Foi essa a percepção que motivou um grupo de amigos a criar o site Boicota SP, propondo a denúncia e boicote dos estabelecimentos comerciais que “cobram demais e entregam de menos”.

“Percebemos que estávamos pagando o dobro do que há um ano para ir aos mesmos bares e restaurantes, e o sucesso da iniciativa parece mostrar que não fomos os únicos a nos indignar com esse tipo de situação”, disse à BBC Brasil o publicitário Danilo Corci, um dos criadores do site.

Entre as denúncias dos consumidores há lugares que cobrariam R$ 12 por uma água mineral ou mais de R$ 40 por um milk shake, ingressos de shows a R$ 2 mil e um restaurante que teria aumentado em 40% seus preços da noite para o dia.

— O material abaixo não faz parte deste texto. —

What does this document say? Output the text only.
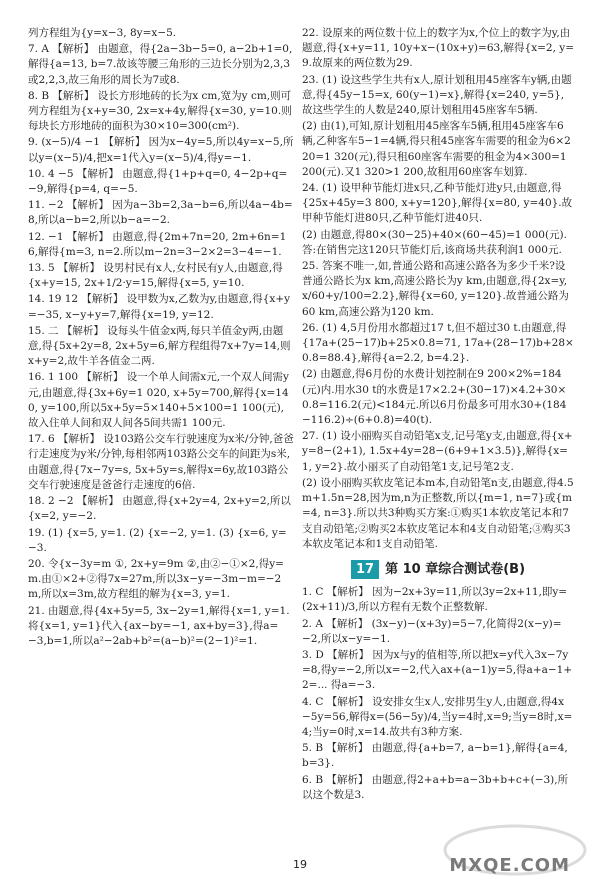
列方程组为{y=x−3, 8y=x−5.

7. A 【解析】 由题意，得{2a−3b−5=0, a−2b+1=0,解得{a=13, b=7.故该等腰三角形的三边长分别为2,3,3或2,2,3,故三角形的周长为7或8.

8. B 【解析】 设长方形地砖的长为x cm,宽为y cm,则可列方程组为{x+y=30, 2x=x+4y,解得{x=30, y=10.则每块长方形地砖的面积为30×10=300(cm²).

9. (x−5)/4 −1 【解析】 因为x−4y=5,所以4y=x−5,所以y=(x−5)/4,把x=1代入y=(x−5)/4,得y=−1.

10. 4 −5 【解析】 由题意,得{1+p+q=0, 4−2p+q=−9,解得{p=4, q=−5.

11. −2 【解析】 因为a−3b=2,3a−b=6,所以4a−4b=8,所以a−b=2,所以b−a=−2.

12. −1 【解析】 由题意,得{2m+7n=20, 2m+6n=16,解得{m=3, n=2.所以m−2n=3−2×2=3−4=−1.

13. 5 【解析】 设男村民有x人,女村民有y人,由题意,得{x+y=15, 2x+1/2·y=15,解得{x=5, y=10.

14. 19 12 【解析】 设甲数为x,乙数为y,由题意,得{x+y=−35, x−y+y=7,解得{x=19, y=12.

15. 二 【解析】 设每头牛值金x两,每只羊值金y两,由题意,得{5x+2y=8, 2x+5y=6,解方程组得7x+7y=14,则x+y=2,故牛羊各值金二两.

16. 1 100 【解析】 设一个单人间需x元,一个双人间需y元,由题意,得{3x+6y=1 020, x+5y=700,解得{x=140, y=100,所以5x+5y=5×140+5×100=1 100(元),故入住单人间和双人间各5间共需1 100元.

17. 6 【解析】 设103路公交车行驶速度为x米/分钟,爸爸行走速度为y米/分钟,每相邻两103路公交车的间距为s米,由题意,得{7x−7y=s, 5x+5y=s,解得x=6y,故103路公交车行驶速度是爸爸行走速度的6倍.

18. 2 −2 【解析】 由题意,得{x+2y=4, 2x+y=2,所以{x=2, y=−2.

19. (1) {x=5, y=1. (2) {x=−2, y=1. (3) {x=6, y=−3.

20. 令{x−3y=m ①, 2x+y=9m ②,由②−①×2,得y=m.由①×2+②得7x=27m,所以3x−y=−3m−m=−2m,所以x=3m,故方程组的解为{x=3, y=1.

21. 由题意,得{4x+5y=5, 3x−2y=1,解得{x=1, y=1.将{x=1, y=1}代入{ax−by=−1, ax+by=3},得a=−3,b=1,所以a²−2ab+b²=(a−b)²=(2−1)²=1.

22. 设原来的两位数十位上的数字为x,个位上的数字为y,由题意,得{x+y=11, 10y+x−(10x+y)=63,解得{x=2, y=9.故原来的两位数为29.

23. (1) 设这些学生共有x人,原计划租用45座客车y辆,由题意,得{45y−15=x, 60(y−1)=x},解得{x=240, y=5},故这些学生的人数是240,原计划租用45座客车5辆.

(2) 由(1),可知,原计划租用45座客车5辆,租用45座客车6辆,乙种客车5−1=4辆,得只租45座客车需要的租金为6×220=1 320(元),得只租60座客车需要的租金为4×300=1 200(元).又1 320>1 200,故租用60座客车划算.

24. (1) 设甲种节能灯进x只,乙种节能灯进y只,由题意,得{25x+45y=3 800, x+y=120},解得{x=80, y=40}.故甲种节能灯进80只,乙种节能灯进40只.

(2) 由题意,得80×(30−25)+40×(60−45)=1 000(元).答:在销售完这120只节能灯后,该商场共获利润1 000元.

25. 答案不唯一,如,普通公路和高速公路各为多少千米?设普通公路长为x km,高速公路长为y km,由题意,得{2x=y, x/60+y/100=2.2},解得{x=60, y=120}.故普通公路为60 km,高速公路为120 km.

26. (1) 4,5月份用水都超过17 t,但不超过30 t.由题意,得{17a+(25−17)b+25×0.8=71, 17a+(28−17)b+28×0.8=88.4},解得{a=2.2, b=4.2}.

(2) 由题意,得6月份的水费计划控制在9 200×2%=184(元)内.用水30 t的水费是17×2.2+(30−17)×4.2+30×0.8=116.2(元)<184元.所以6月份最多可用水30+(184−116.2)÷(6+0.8)=40(t).

27. (1) 设小丽购买自动铅笔x支,记号笔y支,由题意,得{x+y=8−(2+1), 1.5x+4y=28−(6+9+1×3.5)},解得{x=1, y=2}.故小丽买了自动铅笔1支,记号笔2支.

(2) 设小丽购买软皮笔记本m本,自动铅笔n支,由题意,得4.5m+1.5n=28,因为m,n为正整数,所以{m=1, n=7}或{m=4, n=3}.所以共3种购买方案:①购买1本软皮笔记本和7支自动铅笔;②购买2本软皮笔记本和4支自动铅笔;③购买3本软皮笔记本和1支自动铅笔.

17 第 10 章综合测试卷(B)

1. C 【解析】 因为−2x+3y=11,所以3y=2x+11,即y=(2x+11)/3,所以方程有无数个正整数解.

2. A 【解析】 (3x−y)−(x+3y)=5−7,化简得2(x−y)=−2,所以x−y=−1.

3. D 【解析】 因为x与y的值相等,所以把x=y代入3x−7y=8,得y=−2,所以x=−2,代入ax+(a−1)y=5,得a+a−1+2=... 得a=−3.

4. C 【解析】 设安排女生x人,安排男生y人,由题意,得4x−5y=56,解得x=(56−5y)/4,当y=4时,x=9;当y=8时,x=4;当y=0时,x=14.故共有3种方案.

5. B 【解析】 由题意,得{a+b=7, a−b=1},解得{a=4, b=3}.

6. B 【解析】 由题意,得2+a+b=a−3b+b+c+(−3),所以这个数是3.

19	MXQE.COM
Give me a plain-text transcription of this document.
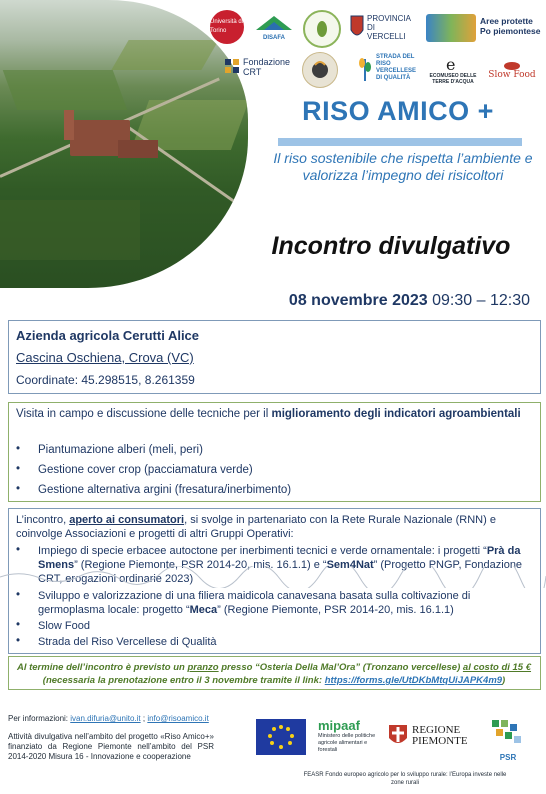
Università di Torino
DISAFA
PROVINCIA DI VERCELLI
Aree protette Po piemontese
Fondazione CRT
STRADA DEL RISO VERCELLESE DI QUALITÀ
e
ECOMUSEO DELLE TERRE D'ACQUA
Slow Food
RISO AMICO +
Il riso sostenibile che rispetta l’ambiente e valorizza l’impegno dei risicoltori
Incontro divulgativo
08 novembre 2023 09:30 – 12:30
Azienda agricola Cerutti Alice
Cascina Oschiena, Crova (VC)
Coordinate: 45.298515, 8.261359
Visita in campo e discussione delle tecniche per il miglioramento degli indicatori agroambientali
• Piantumazione alberi (meli, peri)
• Gestione cover crop (pacciamatura verde)
• Gestione alternativa argini (fresatura/inerbimento)
L’incontro, aperto ai consumatori, si svolge in partenariato con la Rete Rurale Nazionale (RNN) e coinvolge Associazioni e progetti di altri Gruppi Operativi:
• Impiego di specie erbacee autoctone per inerbimenti tecnici e verde ornamentale: i progetti “Prà da Smens” (Regione Piemonte, PSR 2014-20, mis. 16.1.1) e “Sem4Nat” (Progetto PNGP, Fondazione CRT, erogazioni ordinarie 2023)
• Sviluppo e valorizzazione di una filiera maidicola canavesana basata sulla coltivazione di germoplasma locale: progetto “Meca” (Regione Piemonte, PSR 2014-20, mis. 16.1.1)
• Slow Food
• Strada del Riso Vercellese di Qualità
Al termine dell’incontro è previsto un pranzo presso “Osteria Della Mal’Ora” (Tronzano vercellese) al costo di 15 €
(necessaria la prenotazione entro il 3 novembre tramite il link: https://forms.gle/UtDKbMtqUiJAPK4m9)
Per informazioni: ivan.difuria@unito.it ; info@risoamico.it
Attività divulgativa nell’ambito del progetto «Riso Amico+» finanziato da Regione Piemonte nell’ambito del PSR 2014-2020 Misura 16 - Innovazione e cooperazione
mipaaf
Ministero delle politiche agricole alimentari e forestali
REGIONE PIEMONTE
PSR
FEASR Fondo europeo agricolo per lo sviluppo rurale: l’Europa investe nelle zone rurali
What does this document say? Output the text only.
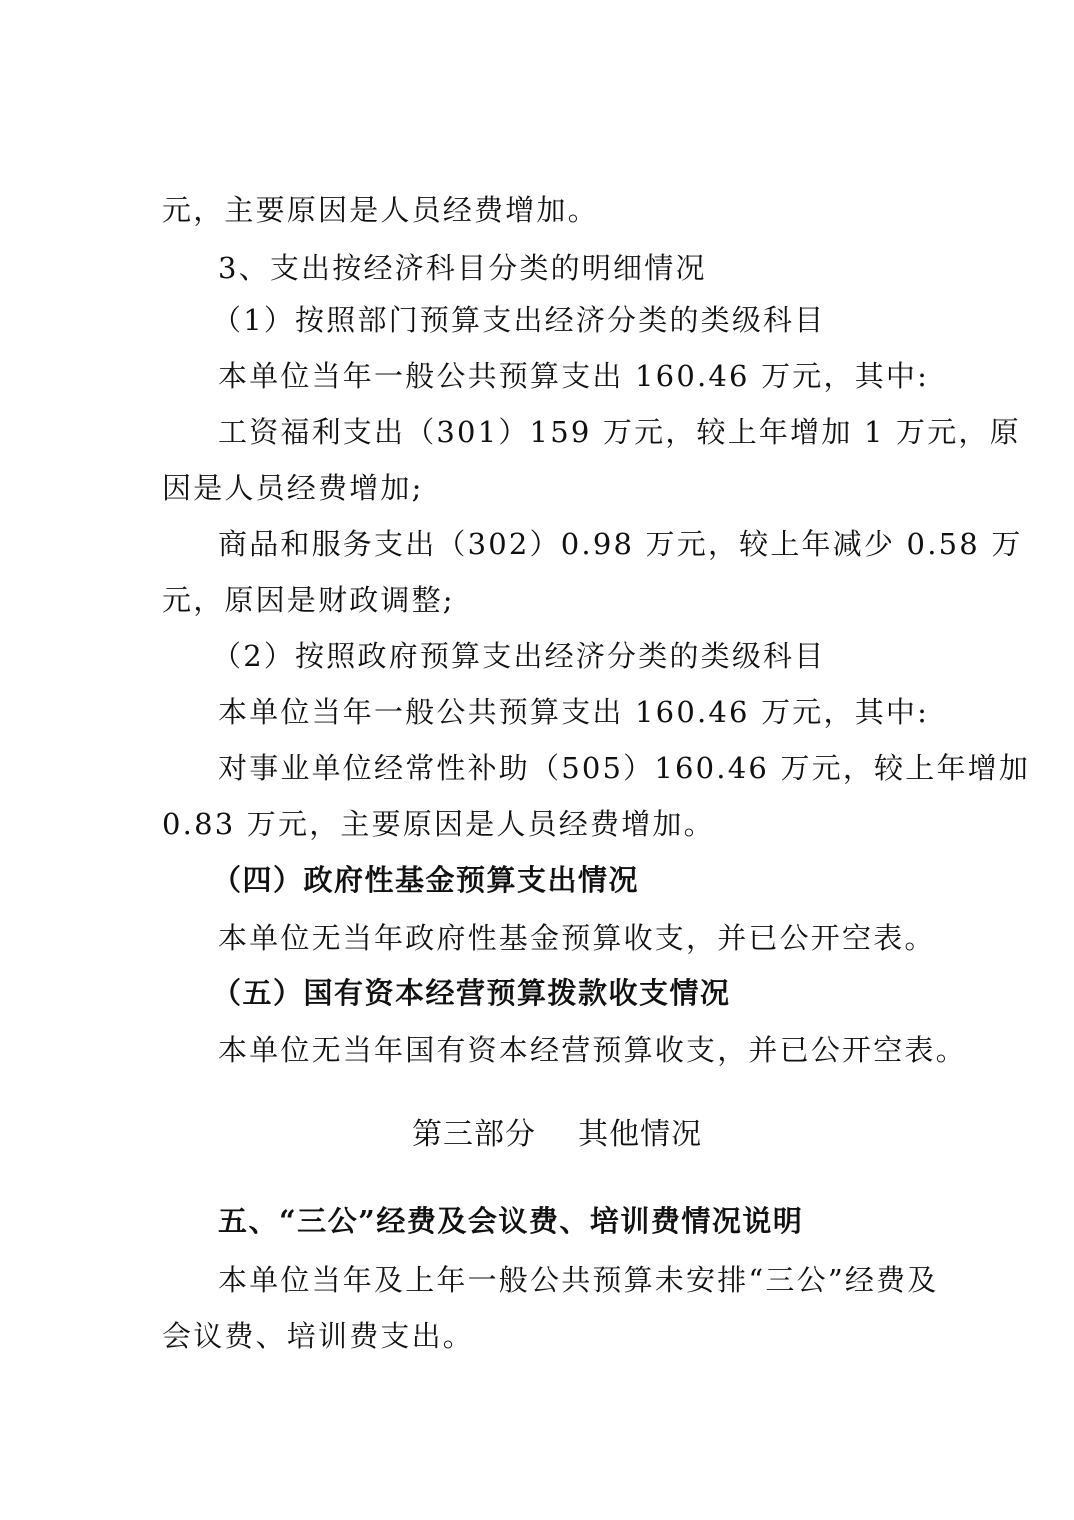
元，主要原因是人员经费增加。
3、支出按经济科目分类的明细情况
（1）按照部门预算支出经济分类的类级科目
本单位当年一般公共预算支出 160.46 万元，其中:
工资福利支出（301）159 万元，较上年增加 1 万元，原
因是人员经费增加;
商品和服务支出（302）0.98 万元，较上年减少 0.58 万
元，原因是财政调整;
（2）按照政府预算支出经济分类的类级科目
本单位当年一般公共预算支出 160.46 万元，其中:
对事业单位经常性补助（505）160.46 万元，较上年增加
0.83 万元，主要原因是人员经费增加。
（四）政府性基金预算支出情况
本单位无当年政府性基金预算收支，并已公开空表。
（五）国有资本经营预算拨款收支情况
本单位无当年国有资本经营预算收支，并已公开空表。
第三部分    其他情况
五、“三公”经费及会议费、培训费情况说明
本单位当年及上年一般公共预算未安排“三公”经费及
会议费、培训费支出。
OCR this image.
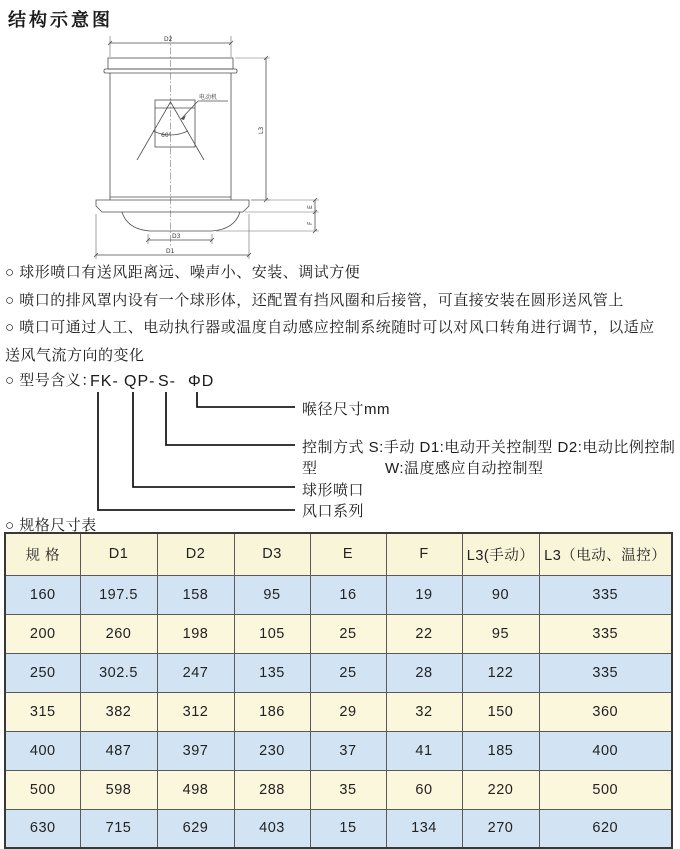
结构示意图
D2
60°
电动机
D3
D1
L3
E
F
○ 球形喷口有送风距离远、噪声小、安装、调试方便
○ 喷口的排风罩内设有一个球形体，还配置有挡风圈和后接管，可直接安装在圆形送风管上
○ 喷口可通过人工、电动执行器或温度自动感应控制系统随时可以对风口转角进行调节，以适应送风气流方向的变化
○ 型号含义：
FK- QP- S- ΦD
喉径尺寸mm
控制方式 S:手动 D1:电动开关控制型 D2:电动比例控制型	W:温度感应自动控制型
球形喷口
风口系列
○ 规格尺寸表
规 格	D1	D2	D3	E	F	L3(手动）	L3（电动、温控）
160	197.5	158	95	16	19	90	335
200	260	198	105	25	22	95	335
250	302.5	247	135	25	28	122	335
315	382	312	186	29	32	150	360
400	487	397	230	37	41	185	400
500	598	498	288	35	60	220	500
630	715	629	403	15	134	270	620
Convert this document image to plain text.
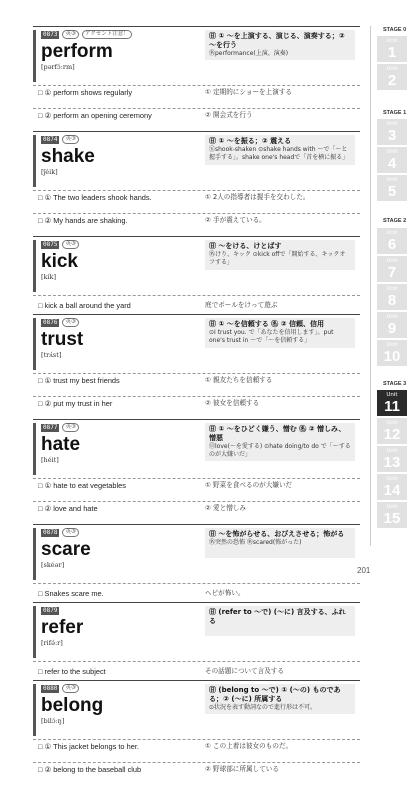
0873	英③	アクセント注意！
perform
[pərfɔ́ːrm]
㊐ ① 〜を上演する、演じる、演奏する；② 〜を行う
㊔performance(上演、演奏)
□ ① perform shows regularly	① 定期的にショーを上演する
□ ② perform an opening ceremony	② 開会式を行う
0874	英③
shake
[ʃéik]
㊐ ① 〜を振る；② 震える
㊄shook-shaken ⊙shake hands with 〜で「〜と握手する」。shake one's headで「首を横に振る」
□ ① The two leaders shook hands.	① 2人の指導者は握手を交わした。
□ ② My hands are shaking.	② 手が震えている。
0875	英③
kick
[kík]
㊐ 〜をける、けとばす
㊔けり、キック ⊙kick offで「開始する、キックオフする」
□ kick a ball around the yard	庭でボールをけって遊ぶ
0876	英③
trust
[trʌ́st]
㊐ ① 〜を信頼する ㊔ ② 信頼、信用
⊙I trust you. で「あなたを信用します」。put one's trust in 〜で「〜を信頼する」
□ ① trust my best friends	① 親友たちを信頼する
□ ② put my trust in her	② 彼女を信頼する
0877	英③
hate
[héit]
㊐ ① 〜をひどく嫌う、憎む ㊔ ② 憎しみ、憎悪
㊐love(〜を愛する) ⊙hate doing/to do で「〜するのが大嫌いだ」
□ ① hate to eat vegetables	① 野菜を食べるのが大嫌いだ
□ ② love and hate	② 愛と憎しみ
0878	英③
scare
[skéər]
㊐ 〜を怖がらせる、おびえさせる；怖がる
㊔突然の恐怖 ㊔scared(怖がった)
□ Snakes scare me.	ヘビが怖い。
0879
refer
[rifə́ːr]
㊐ (refer to 〜で) (〜に) 言及する、ふれる
□ refer to the subject	その話題について言及する
0880	英③
belong
[bilɔ́ːŋ]
㊐ (belong to 〜で) ① (〜の) ものである；② (〜に) 所属する
⊙状況を表す動詞なので進行形は不可。
□ ① This jacket belongs to her.	① この上着は彼女のものだ。
□ ② belong to the baseball club	② 野球部に所属している
STAGE 0
STAGE 1
STAGE 2
STAGE 3
Unit
1
Unit
2
Unit
3
Unit
4
Unit
5
Unit
6
Unit
7
Unit
8
Unit
9
Unit
10
Unit
11
Unit
12
Unit
13
Unit
14
Unit
15
201
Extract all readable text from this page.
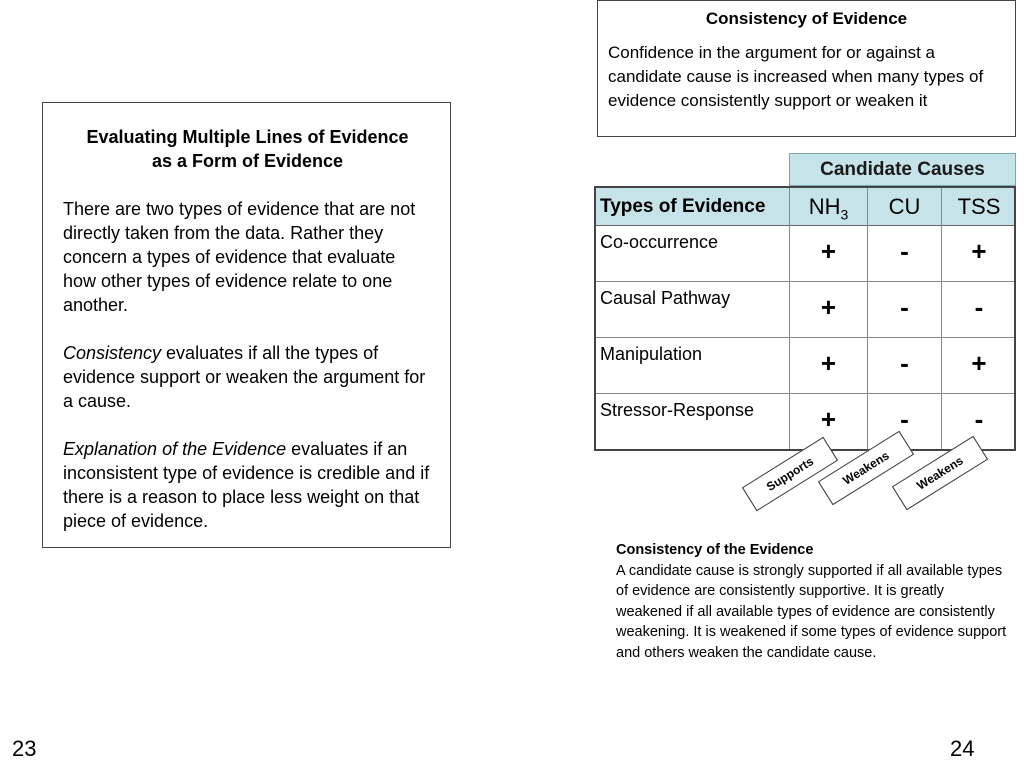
Evaluating Multiple Lines of Evidence
as a Form of Evidence

There are two types of evidence that are not directly taken from the data. Rather they concern a types of evidence that evaluate how other types of evidence relate to one another.

Consistency evaluates if all the types of evidence support or weaken the argument for a cause.

Explanation of the Evidence evaluates if an inconsistent type of evidence is credible and if there is a reason to place less weight on that piece of evidence.

Consistency of Evidence
Confidence in the argument for or against a candidate cause is increased when many types of evidence consistently support or weaken it
Candidate Causes
Types of Evidence	$NH_3$	CU	TSS
Co-occurrence	+	-	+
Causal Pathway	+	-	-
Manipulation	+	-	+
Stressor-Response	+	-	-
Supports	Weakens	Weakens
Consistency of the Evidence
A candidate cause is strongly supported if all available types of evidence are consistently supportive. It is greatly weakened if all available types of evidence are consistently weakening. It is weakened if some types of evidence support and others weaken the candidate cause.
23	24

Em pouco mais de uma semana, o Boicota SP recebeu dezenas de contribuições, além de conquistar mais de 30 mil fãs no Facebook. E a iniciativa não parece ser um caso isolado de indignação anti-inflacionária.

No Rio, associações de moradores e consumidores já vêm manifestando há algum tempo a preocupação com a alta “exagerada” dos preços de itens como aluguel e alimentação em função da Copa e Olimpíada.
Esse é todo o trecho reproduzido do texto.